La etapa más larga de todas las realizadas hasta el momento, casi 32 km según indicaba nuestro GPS.

De nuevo nos tocó madrugar, esta vez un lunes festivo, el día de la Pascua Florida. Cuatro unidades móviles aguardaban en la plaza Francesc Macià de Barcelona, a las 6 h de la mañana a un grupo de 20 entusiastas peregrinos.
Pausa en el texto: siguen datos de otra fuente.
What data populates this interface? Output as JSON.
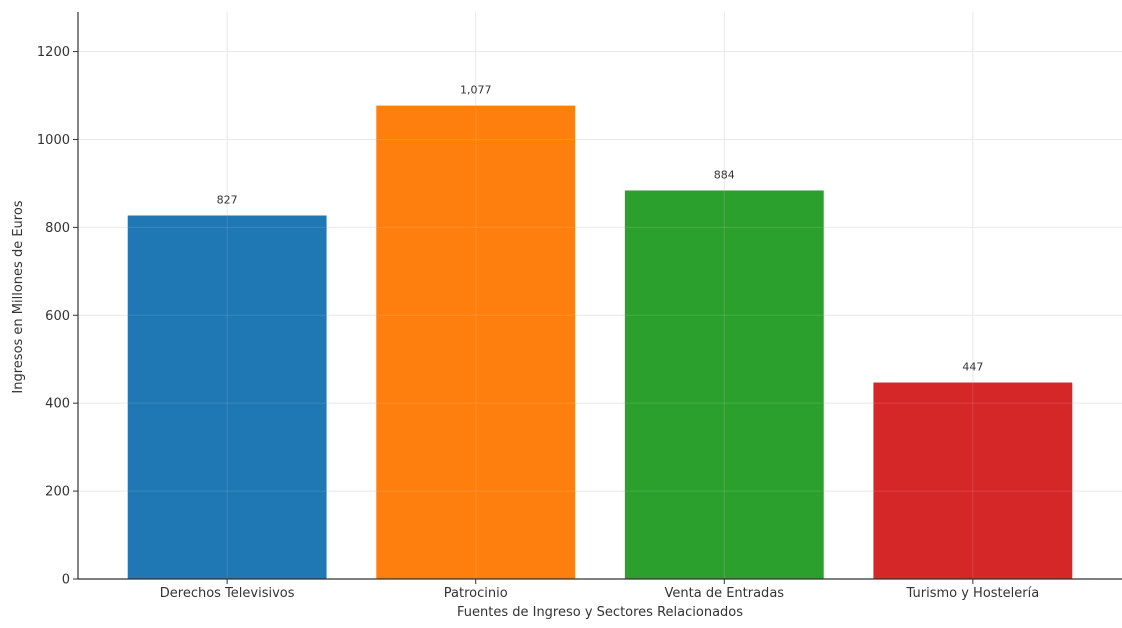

La logística indicaba que nuestro primer destino era el alto de La Panadella, para dejar al gran grueso de la expedición desayunando en el Hostal Bayona.  Entonces, todos los coches partían hacia Tàrrega para volver sólo con uno.
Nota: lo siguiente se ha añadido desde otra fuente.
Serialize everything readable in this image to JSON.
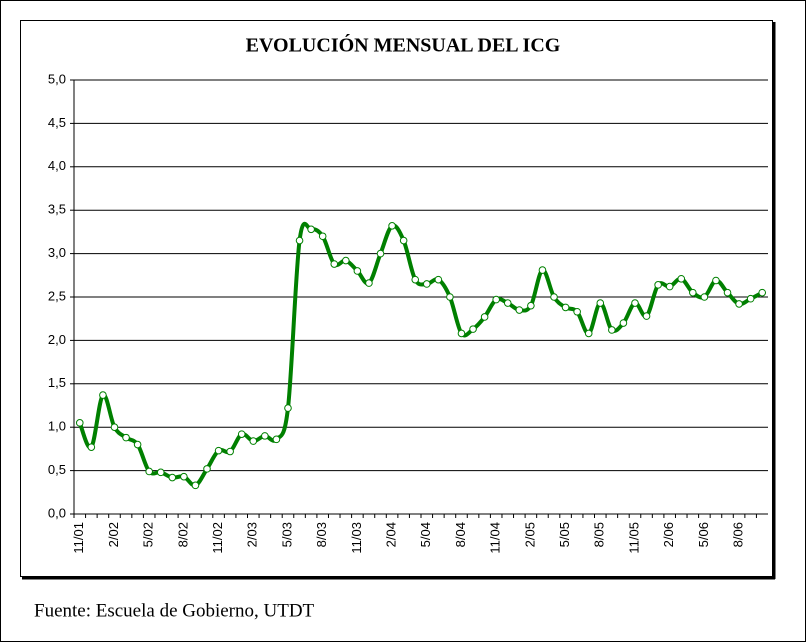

A las 8:15 h, una vez hecho el recuento, empezamos  nuestro peregrinaje. Un bello camino rural, flanqueado por campos de trigo y cebada dibujaba un precioso paisaje. El primer pueblo habitado con el que nos encontramos, Pallarols, sirvió de parada y reagrupamiento. El calor apretaba y la ingesta de agua era incesante.

El primer objetivo, la localidad de Cervera, lo alcanzamos unos 30 minutos mas´tarde de lo previsto. Sobre las 12 h empezamos a subir las primeras estribaciones que nos llevaban junto a las murallas de esta histórica ciudad, a la plaza del Ayuntamiento. Allí se unieron al grupo tres familias más con los más pequeños.   Todavía nos quedaban 15 km para llegar a nuestro destino.

Saliendo de cervera, tomamos una pista sin asfaltar que con la insignia de la concha, nos guiaba el camino. Una pequeña Ermita nos sirvió para desenfundar el estandarte de la Virgen María Auxiliadora y el niño. Empezamos a rezar las tres partes del rosario.Muchas intenciones en común, y alguna de particular en nuestras oraciones.

Mas adelante, cosa inusual nos tropezamos con un peregrino. Un intercambio de impresiones, y muchos ánimos nos repartimos para llegar a Santiago. Un letrero cercano a Tàrrega nos recordaba que la ciudad del apóstol se encuentra a 950 km, no caigamos en el desánimo, que llevamos más de 150 km en nuestras botas.

A finales de junio, ponemos rubmo hacia Balaguer.